Corpses lay every few feet in the hallway—the same twisted and bloody faces, and the same contorted limbs. A few lights flickered overhead—perhaps the electronic virus had also infected the power grid. We proceeded forward, slowly, waiting for an ambush. I glanced into the faces of the corpses we passed every few feet. Two nurses, a janitor I’d known for my entire career, a half-dozen patients. Even Paddy McDermott, the trauma surgeon, lay motionless next to a vending machine, his sneer as con
trarian in inglorious death as it had been in life.
“Goddamn, Paddy,” I whispered. “Not you too.”
“At least it was fairly quick,” Lanza said, grimacing, squeezing his shoulder tight. “I can tell you from personal experience: bleeding to death ain’t fun.”
Lanza’s foot slipped in a puddle of urine on the tiles.

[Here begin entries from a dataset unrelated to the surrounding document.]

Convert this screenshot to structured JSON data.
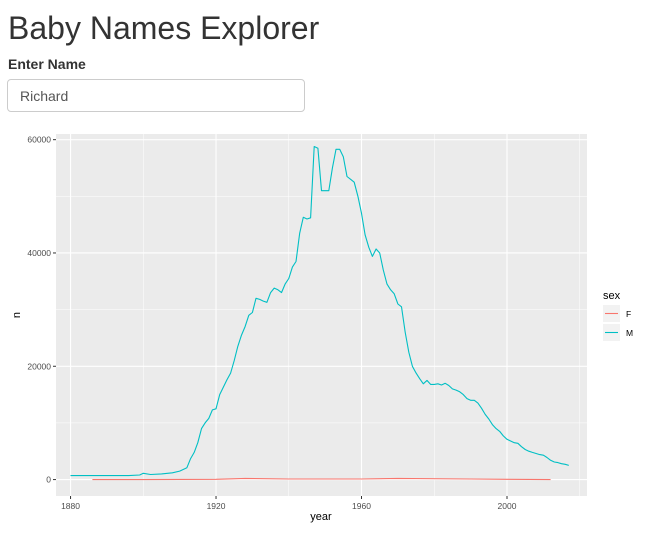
{
  "app": {
    "title": "Baby Names Explorer"
  },
  "form": {
    "label": "Enter Name",
    "name_value": "Richard"
  },
  "colors": {
    "panel": "#ebebeb",
    "grid": "#ffffff",
    "female": "#f8766d",
    "male": "#00bfc4"
  },
  "chart_data": {
    "type": "line",
    "xlabel": "year",
    "ylabel": "n",
    "xlim": [
      1876,
      2022
    ],
    "ylim": [
      -2900,
      61000
    ],
    "x_ticks": [
      1880,
      1920,
      1960,
      2000
    ],
    "y_ticks": [
      0,
      20000,
      40000,
      60000
    ],
    "x_tick_labels": [
      "1880",
      "1920",
      "1960",
      "2000"
    ],
    "y_tick_labels": [
      "0",
      "20000",
      "40000",
      "60000"
    ],
    "grid": true,
    "legend": {
      "title": "sex",
      "position": "right"
    },
    "series": [
      {
        "name": "F",
        "color": "#f8766d",
        "x": [
          1886,
          1900,
          1920,
          1928,
          1940,
          1960,
          1970,
          1990,
          2000,
          2012
        ],
        "y": [
          0,
          0,
          50,
          200,
          100,
          100,
          200,
          100,
          50,
          0
        ]
      },
      {
        "name": "M",
        "color": "#00bfc4",
        "x": [
          1880,
          1884,
          1888,
          1892,
          1896,
          1899,
          1900,
          1902,
          1905,
          1908,
          1910,
          1912,
          1913,
          1914,
          1915,
          1916,
          1917,
          1918,
          1919,
          1920,
          1921,
          1922,
          1923,
          1924,
          1925,
          1926,
          1927,
          1928,
          1929,
          1930,
          1931,
          1932,
          1933,
          1934,
          1935,
          1936,
          1937,
          1938,
          1939,
          1940,
          1941,
          1942,
          1943,
          1944,
          1945,
          1946,
          1947,
          1948,
          1949,
          1950,
          1951,
          1952,
          1953,
          1954,
          1955,
          1956,
          1957,
          1958,
          1959,
          1960,
          1961,
          1962,
          1963,
          1964,
          1965,
          1966,
          1967,
          1968,
          1969,
          1970,
          1971,
          1972,
          1973,
          1974,
          1975,
          1976,
          1977,
          1978,
          1979,
          1980,
          1981,
          1982,
          1983,
          1984,
          1985,
          1986,
          1987,
          1988,
          1989,
          1990,
          1991,
          1992,
          1993,
          1994,
          1995,
          1996,
          1997,
          1998,
          1999,
          2000,
          2001,
          2002,
          2003,
          2004,
          2005,
          2006,
          2007,
          2008,
          2009,
          2010,
          2011,
          2012,
          2013,
          2014,
          2015,
          2016,
          2017
        ],
        "y": [
          700,
          700,
          700,
          700,
          700,
          800,
          1100,
          900,
          1000,
          1200,
          1500,
          2100,
          3700,
          4800,
          6500,
          9000,
          10000,
          10800,
          12300,
          12500,
          15000,
          16300,
          17600,
          18800,
          21000,
          23500,
          25500,
          27000,
          29000,
          29500,
          32000,
          31800,
          31500,
          31300,
          33000,
          33800,
          33500,
          33000,
          34500,
          35500,
          37500,
          38500,
          43500,
          46300,
          46000,
          46200,
          58800,
          58500,
          51000,
          51000,
          51000,
          55000,
          58300,
          58300,
          57000,
          53500,
          53000,
          52500,
          50000,
          47000,
          43200,
          41000,
          39400,
          40700,
          40000,
          37000,
          34500,
          33500,
          32800,
          31000,
          30500,
          26000,
          22500,
          20000,
          18800,
          17800,
          16900,
          17500,
          16800,
          16800,
          16900,
          16700,
          17000,
          16600,
          16000,
          15800,
          15500,
          15000,
          14300,
          14000,
          14000,
          13500,
          12600,
          11500,
          10700,
          9700,
          9000,
          8500,
          7700,
          7100,
          6800,
          6500,
          6400,
          5800,
          5300,
          5000,
          4800,
          4600,
          4400,
          4300,
          3900,
          3400,
          3100,
          3000,
          2800,
          2700,
          2500
        ]
      }
    ]
  }
}
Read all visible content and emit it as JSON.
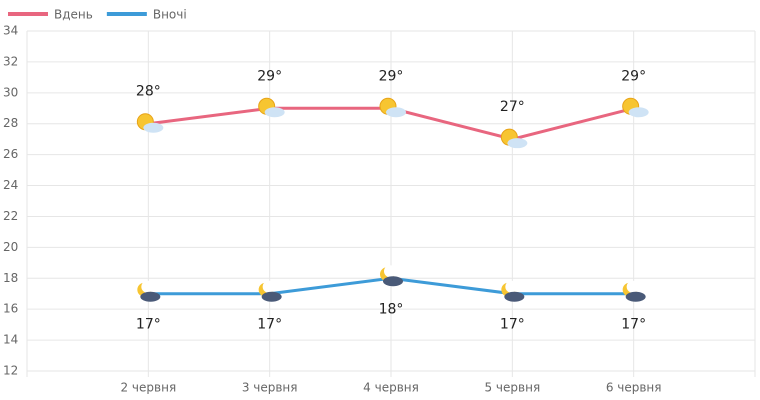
{
  "chart_data": {
    "type": "line",
    "categories": [
      "2 червня",
      "3 червня",
      "4 червня",
      "5 червня",
      "6 червня"
    ],
    "series": [
      {
        "name": "Вдень",
        "color": "#e8667f",
        "values": [
          28,
          29,
          29,
          27,
          29
        ],
        "value_labels": [
          "28°",
          "29°",
          "29°",
          "27°",
          "29°"
        ]
      },
      {
        "name": "Вночі",
        "color": "#3d9bd8",
        "values": [
          17,
          17,
          18,
          17,
          17
        ],
        "value_labels": [
          "17°",
          "17°",
          "18°",
          "17°",
          "17°"
        ]
      }
    ],
    "ylim": [
      12,
      34
    ],
    "yticks": [
      12,
      14,
      16,
      18,
      20,
      22,
      24,
      26,
      28,
      30,
      32,
      34
    ],
    "grid": true
  }
}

I caught his weight just before he could tip over. Using all my strength, I straightened us both.
“You’re not bleeding to death,” I said. “A real hospital will patch you up. Just hold on.”
Mary had reached the entryway to the lobby. She froze. My eyes couldn’t immediately focus on what the mountain was. But then, after some moments, I saw a small hand and an upturned face…within the mound. And I understood.
It was a pile of bodies. Limbs tossed, discolored, piled on like so many bundles of sticks. Mary lunged at some waiting-area chairs and retched, like her morning sickness sounds. I stared at the unmoving heap. It was an image that belonged in Wetherspoon’s book on the 20th century: those horrifying pictures of a girl crying, bodies being bulldozed into ditches. I saw heads and hands and feet and naked shoulders and ankles. The two black-clad forms came from around the sides of the pile, splashing liquid in huge arcs from metal cans they held in two hands. Their movements were rhythmic, almost jolly. They were completely engrossed in their work, headphones jammed in their ears.
I deposited Lanza over on the chairs near Mary. The waterfall next to the entryway wasn’t gushing water—it trickled a pinkish sanguinary ooze. Lanza groaned, and he slumped toward the floor. I went over to Mary, who was still retching. Blood was in the puddle beneath her. I rubbed her back and spoke into her ear.
“Just hold on for a minute, Mary,” I said, sliding the gun from her hand. “I’ve got to get us through that door. I’ll be right back.”
“You remember how to use that?” she said, between blood-stained teeth, between heaves.
“You taught me. Our dates at the gun range,” I said.
“Shoot to kill. There’s no backup, and the police ain’t coming,” Lanza mumbled, leaning his head to indicate his shoulder camera. “And remember to take the safety off.”